Reflections on the past
The earliest human response to our condition in this universe is marked by the decorative art found in caves and objects. These first human gestures are what have been left behind; our shared history. It has always been true: some people scream and shout, some roll about in the dust and others create; any kind of creation involves observation, knowledge and interaction with your environment.
From the start the decorative art developed a language which employed: colour, texture, form and luminosity or reflection to create a narrative which although they have come from independent cultures with thousands of miles between them and no knowledge of each other, shared a common vocabulary.
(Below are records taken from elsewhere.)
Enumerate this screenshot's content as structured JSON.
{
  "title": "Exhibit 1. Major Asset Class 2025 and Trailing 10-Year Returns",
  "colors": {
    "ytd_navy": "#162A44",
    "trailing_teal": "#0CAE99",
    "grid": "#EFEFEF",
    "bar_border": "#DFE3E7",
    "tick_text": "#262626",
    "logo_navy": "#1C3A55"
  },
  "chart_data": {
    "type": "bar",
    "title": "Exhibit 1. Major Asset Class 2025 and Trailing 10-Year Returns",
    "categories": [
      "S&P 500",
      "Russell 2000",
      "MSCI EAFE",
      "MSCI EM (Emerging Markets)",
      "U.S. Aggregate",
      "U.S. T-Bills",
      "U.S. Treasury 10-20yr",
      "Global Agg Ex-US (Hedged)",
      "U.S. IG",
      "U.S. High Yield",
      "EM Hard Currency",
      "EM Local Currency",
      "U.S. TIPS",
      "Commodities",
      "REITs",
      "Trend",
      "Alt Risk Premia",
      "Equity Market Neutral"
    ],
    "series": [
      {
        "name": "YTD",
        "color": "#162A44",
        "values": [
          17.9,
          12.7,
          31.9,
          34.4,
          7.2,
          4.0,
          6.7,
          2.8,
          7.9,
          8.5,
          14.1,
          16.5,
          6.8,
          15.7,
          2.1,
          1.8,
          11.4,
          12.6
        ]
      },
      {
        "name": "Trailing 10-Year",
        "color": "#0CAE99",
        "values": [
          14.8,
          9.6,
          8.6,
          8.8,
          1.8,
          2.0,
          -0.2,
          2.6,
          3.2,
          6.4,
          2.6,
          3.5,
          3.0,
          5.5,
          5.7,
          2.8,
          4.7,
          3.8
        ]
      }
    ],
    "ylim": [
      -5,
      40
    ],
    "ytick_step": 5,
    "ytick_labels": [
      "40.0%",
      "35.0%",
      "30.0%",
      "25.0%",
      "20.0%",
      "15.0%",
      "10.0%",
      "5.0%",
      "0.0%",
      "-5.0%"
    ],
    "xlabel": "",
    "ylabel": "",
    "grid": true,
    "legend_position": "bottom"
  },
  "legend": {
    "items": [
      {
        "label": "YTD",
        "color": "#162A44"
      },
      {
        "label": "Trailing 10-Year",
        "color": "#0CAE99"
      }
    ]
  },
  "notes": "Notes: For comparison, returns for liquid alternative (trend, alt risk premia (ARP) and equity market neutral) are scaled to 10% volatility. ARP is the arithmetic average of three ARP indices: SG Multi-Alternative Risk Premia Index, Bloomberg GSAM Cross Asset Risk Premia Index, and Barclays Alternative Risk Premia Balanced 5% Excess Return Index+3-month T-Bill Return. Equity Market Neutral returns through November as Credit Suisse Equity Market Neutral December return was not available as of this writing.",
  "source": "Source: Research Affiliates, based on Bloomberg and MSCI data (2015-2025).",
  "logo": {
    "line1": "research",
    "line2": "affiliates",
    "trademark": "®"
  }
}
Our early creative vocabulary would have been informed by the immediate natural world and the extent of communication with any neighbouring cultures. The most simple geometric designs employ light and dark with an apotropaic intent, these geometric designs would be seen as marking the threshold between the worlds of the living and the dead. The practice of using these type of geometric designs which not only trapped your line of vision,but also harmful forces , was used to protect people; with amulets, body painting, tatoos and clothing. The idea that such designs could neutralize malevolent forces was also later applied to buildings with paint and relief work.
There was a shared understanding for the significance of colour:
- White (spiritual world) life, newness, creation (semen, milk)
- Red (liminal world) transitional states (blood, mother to son, war, fire)
- Black (the world of the living) an imperfect human world ( earth, rain clouds, faeces)
ʺHis robe is the black of the last blood.ʺ Ted Hughes, King of Carrion
There are so many, but one of my favorite examples of these colours in action from the ancient world are the columns from the site at Ninhursag, close to the city of Ur (2500BC)
Also found in Mesopotamia is the earliest known use of glass , reflective material which eluded Europe for a few thousand years, until like so many things was ‘brought by the Romans .’
Reflective materials like copper, glass, shell were seen to signify otherworldly presences, or an ʺaesthetic of spiritual powerʺ Murphy (1992). This creative language can be seen in cultures from Australia to pre-Columbian America.
The modern decorative language borrows heavily from this early spiritual narrative, on occasions it has been regurgitated with no regard for its past , or future , but other examples are lovingly crafted and add life to the original idea.
Slumped glass, a method of slumping clear float glass over a carved mould to produce a textured glass, can produce some very interesting layers. Glass traps light in a very special way; as a material glass is described as an amorphous solid a state of matter, so no surprise it affects the light passing through it.
This unique ability to capture light and yet transmit , layered with colour and form , can present a very special material, something that retains a sense of ‘otherworldliness’ that the ancients must have felt.